Bouazizi’s Self-Immolation Spreads to Mauritania
The story of the Tunisian Revolution has swept the Arab region, and so has the legend of Mohamed Bouazizi.
Thus far, four Algerians and an Egyptian and a Mauritanian each have lit them selves on fire in protests meant to recall Bouazizi, the young man whose self-immolation inspired the Sidi Bouzid uprising.
Bouazizi was twenty-six years old and unemployed. Yacoub Ould Dahoud, the Mauritanian who imitated Bouazizi’s act more recently was a forty-year old from a well off family.
He lit himself up in front of the Presidential Palace. A Reuters report claims his grievance was “alleged government mistreatment of his tribe.”
Ould Dahoud’s long Facebook message posted before the deed makes no reference or claim about his tribe being wronged (it begins “[. . ] no to the rule of tribalism … no to the return of patronage.”). He was not protesting his economic condition. He was making a blatant political statement: “a simple citizen demands legitimate rights.”
Ould Dahoud wrote: “Enough corruption! Enough injustice in Mauritania! For fifty years we have suffered from corruption and injustice.” His statement, quoted and paraphrased extensively here, includes jabs at the army, the political elite demanding “the ouster from power of the clique of spoilers from the army” and “a cancelation of all duties and taxes on rice, wheat, [cooking] oil, sugar, dairy and monitoring of the outrageous profits from them” and demanded that anti-slavery activists be released from jail.
His final statement even included a proposal for a constitutional amendments that would ban “current or former” military officers from running or being elected president, among other things. His message implored France: “respect the right of the Mauritanian people to self-determination”. Ould Dahoud addressed his pleas to President Mohamed Ould Abdel Aziz: “if you do not accept these demands, you will face the wrath of the People who will come out just like they came out against Ben Ali.” His cause was for “our children to live in a country with social justice, freedom and democracy.”
This is as activist as one can get. Unlike the copy-cat self-immolations in Algeria (and Bouazizi’s original) there was no apparent spark in his personal life and he was older and better off than several of the other men. Little is known about Ould Dahoud personally, though Mauritanians that crossed paths with him at various stages describe him as “a democrat,” by disposition. It appears he intended to mimic Bouazizi’s “spark” to revolution.
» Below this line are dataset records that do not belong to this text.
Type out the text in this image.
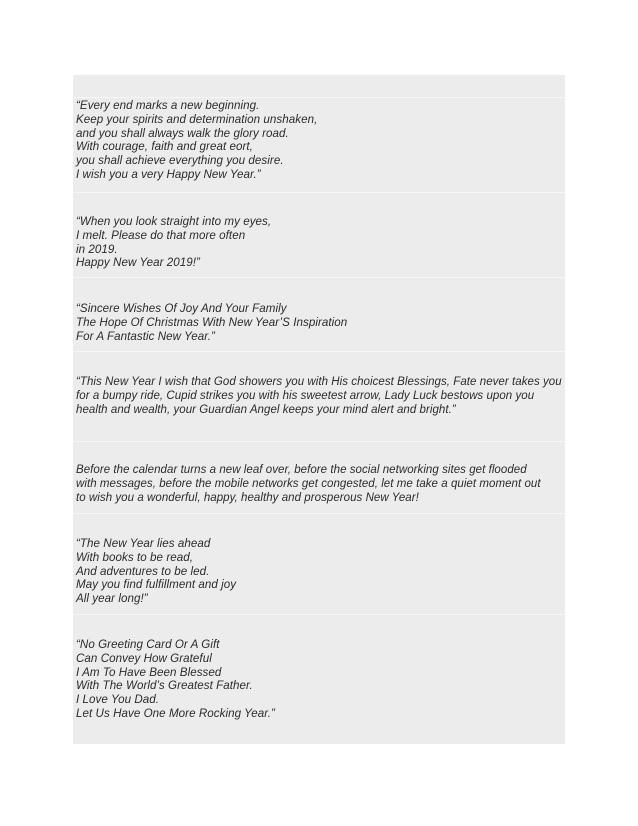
“Every end marks a new beginning.
Keep your spirits and determination unshaken,
and you shall always walk the glory road.
With courage, faith and great eort,
you shall achieve everything you desire.
I wish you a very Happy New Year.”

“When you look straight into my eyes,
I melt. Please do that more often
in 2019.
Happy New Year 2019!”

“Sincere Wishes Of Joy And Your Family
The Hope Of Christmas With New Year’S Inspiration
For A Fantastic New Year.”

“This New Year I wish that God showers you with His choicest Blessings, Fate never takes you
for a bumpy ride, Cupid strikes you with his sweetest arrow, Lady Luck bestows upon you
health and wealth, your Guardian Angel keeps your mind alert and bright.”

Before the calendar turns a new leaf over, before the social networking sites get flooded
with messages, before the mobile networks get congested, let me take a quiet moment out
to wish you a wonderful, happy, healthy and prosperous New Year!

“The New Year lies ahead
With books to be read,
And adventures to be led.
May you find fulfillment and joy
All year long!”

“No Greeting Card Or A Gift
Can Convey How Grateful
I Am To Have Been Blessed
With The World’s Greatest Father.
I Love You Dad.
Let Us Have One More Rocking Year.”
His self-immolation will shock many in Mauritania but a Facebook page has already been set up called “Solidarity with Yakoub Ould Dahoud who burned himself for Mauritania,” with enthusiastic users changing their profile pictures to an image of the man burning on the street.
It seems clear that the event has the regime nonplussed, which had a rough time getting outsiders to accept its legitimacy. That some news sites and agencies have buried the story somewhat is not an accident.